After Benjamin Britten, composer, and Peter Pears, tenor
We’ll dock this hulk someday. Leeward, the land
blanketed itself in fog as our Swedish cargo ship
loaded us like coal or wood (some contraband)
and steamed us for home, but home’s a drip, a spit
of dirt in the North Atlantic. Peter stalks the deck,
so thin, I think, he’s keen to fly. The sharp black tip
of a wing is like a quarter note, he says, a wreck
of himself since we quit the dock, Liberty and all
New York’s towers whose eyes/windows fleck
the light, too busy climbing and grasping to call
goodbye. Our ship is an island, Peter, implied,
a holy island—whether, as people say, in thrall
to us, or like a goose, snow on its wing, tied
to its nest out of instinct—somehow it keeps
steaming across the sea. I take it in stride,
let my heart be like the Swede’s who sweeps
his little broom in the engine room: blond
and comical. Meanwhile the air, rife in beeps
that mean Axis submarines, frightens the song
right out of me. I cling to the galley table,
hum my way back, if I can, to summer’s long
nights unwound like newsreel, Auden’s fable,
my music, the pixilated pictures of post trains
hurtling through England, pasted in mailing label,
their cars heavy with dead letters for dead lanes
in dead villages, dead windows in the skulls
of dead buildings. Maybe it’s better now to feign
a love of ocean and live here while Peter culls
from the waves a new method for breathing,
to live here now in the now, to not let the lull
of engine and swell abandon me from thinking
I may very well be a fisherman anonymous
in my salt aura on the quarter deck leaning
like a rake. Whatever they say about my animus
and my art, whatever they say home or abroad—
though which is which I don’t know—stings us,
Peter and me. But it’s in the sea’s crib, roughshod,
with the Axel Johnson’s funnel on fire, lit by stars,
and with trouble in the water, that we leave God
to the albatross off Nova Scotia’s frozen, far,
blue-black coast, and build ourselves another—
who is transitory—adored in the vernacular,
who’s small enough to fit the hold, no landlubber,
but a real ocean-going god, boy-faced and fair,
abandoned on some holy island somewhere
by his roving parents, the sea and sky. What share
of the world is ours, I leave up to God. Could be
a half-mile rock broken through water like a tear
in the gum by a rogue tooth, bursting into being
then stuck there. Peter is the instrument and I
am the music maker. This fact explains, maybe,
his nerves, how fragile, and why he’s liable to lie
on his bunk all day, a hot towel on his throat
while I sit up writing: a tune for St.
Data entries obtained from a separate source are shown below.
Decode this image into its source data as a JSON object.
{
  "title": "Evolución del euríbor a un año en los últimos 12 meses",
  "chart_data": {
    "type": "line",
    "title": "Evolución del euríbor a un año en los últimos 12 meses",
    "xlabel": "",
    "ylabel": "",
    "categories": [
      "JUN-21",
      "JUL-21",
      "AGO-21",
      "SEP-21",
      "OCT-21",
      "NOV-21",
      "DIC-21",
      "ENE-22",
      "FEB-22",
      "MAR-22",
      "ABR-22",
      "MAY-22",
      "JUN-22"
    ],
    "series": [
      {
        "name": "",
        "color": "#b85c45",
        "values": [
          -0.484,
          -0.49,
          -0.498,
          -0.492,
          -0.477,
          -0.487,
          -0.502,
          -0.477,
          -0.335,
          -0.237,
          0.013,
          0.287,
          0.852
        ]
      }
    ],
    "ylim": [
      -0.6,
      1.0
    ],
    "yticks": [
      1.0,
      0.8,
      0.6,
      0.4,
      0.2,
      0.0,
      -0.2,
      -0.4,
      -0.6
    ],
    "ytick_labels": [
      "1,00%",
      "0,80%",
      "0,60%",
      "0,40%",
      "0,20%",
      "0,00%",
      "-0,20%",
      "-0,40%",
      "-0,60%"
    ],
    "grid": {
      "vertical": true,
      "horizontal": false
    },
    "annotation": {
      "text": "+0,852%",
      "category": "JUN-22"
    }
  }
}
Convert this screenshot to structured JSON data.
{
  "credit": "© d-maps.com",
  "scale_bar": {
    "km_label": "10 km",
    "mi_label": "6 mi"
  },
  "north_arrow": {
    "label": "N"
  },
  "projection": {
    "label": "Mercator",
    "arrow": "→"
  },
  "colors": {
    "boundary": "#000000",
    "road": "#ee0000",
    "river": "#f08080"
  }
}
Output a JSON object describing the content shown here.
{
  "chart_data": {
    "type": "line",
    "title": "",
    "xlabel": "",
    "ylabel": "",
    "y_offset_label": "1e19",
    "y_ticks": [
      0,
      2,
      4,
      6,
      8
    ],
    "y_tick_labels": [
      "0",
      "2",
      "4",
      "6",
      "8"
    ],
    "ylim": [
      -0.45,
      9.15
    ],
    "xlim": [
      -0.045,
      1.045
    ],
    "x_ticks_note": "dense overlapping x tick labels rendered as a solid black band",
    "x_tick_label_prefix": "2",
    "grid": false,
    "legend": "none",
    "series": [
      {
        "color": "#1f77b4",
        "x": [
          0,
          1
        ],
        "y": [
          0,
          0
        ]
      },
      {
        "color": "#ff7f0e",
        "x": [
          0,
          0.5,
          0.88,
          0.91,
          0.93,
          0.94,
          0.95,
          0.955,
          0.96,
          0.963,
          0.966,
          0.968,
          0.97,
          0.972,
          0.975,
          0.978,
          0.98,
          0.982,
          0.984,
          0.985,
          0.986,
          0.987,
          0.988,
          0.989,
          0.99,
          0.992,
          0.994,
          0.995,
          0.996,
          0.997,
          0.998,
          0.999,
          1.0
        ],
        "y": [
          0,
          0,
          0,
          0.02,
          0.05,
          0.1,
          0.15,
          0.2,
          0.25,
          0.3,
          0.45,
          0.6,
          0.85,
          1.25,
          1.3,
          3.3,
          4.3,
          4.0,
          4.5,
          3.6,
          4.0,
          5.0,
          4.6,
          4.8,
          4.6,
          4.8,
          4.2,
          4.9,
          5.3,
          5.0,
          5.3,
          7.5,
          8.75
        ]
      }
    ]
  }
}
Cecilia—my tie
to Auden—a score for Peter Grimes whose boat
is a crime scene, and lastly a series of carols
from a book of poems got in Halifax: an antidote
to all those slow days hugging the coast, barrels
of Kentucky bourbon about me, and the clatter
of workmanlike sailors working at some parallel
symphony. It’s spring now in Europe, shattered
as it is by war, but we can’t feel it. All around,
the slate of winter, its monotony like a letter
undeliverable, writer and receiver unfound,
the holy island a smattering of thought chilled
by a gone sun, and April’s ship run aground,
spring’s payload split apart and cold killed
by ice. The holy island is too bitter in love,
but we at least have its shelter now, thrilled
by the sort of humming it makes in the dove-
cote of our ears. The war can’t touch us here;
the future can’t, nor can the past’s hard shove
like bergs against its bow. In the hull we’re
safe to gift our bodies to each other, Peter,
and what’s brief is beautiful. Let’s disappear.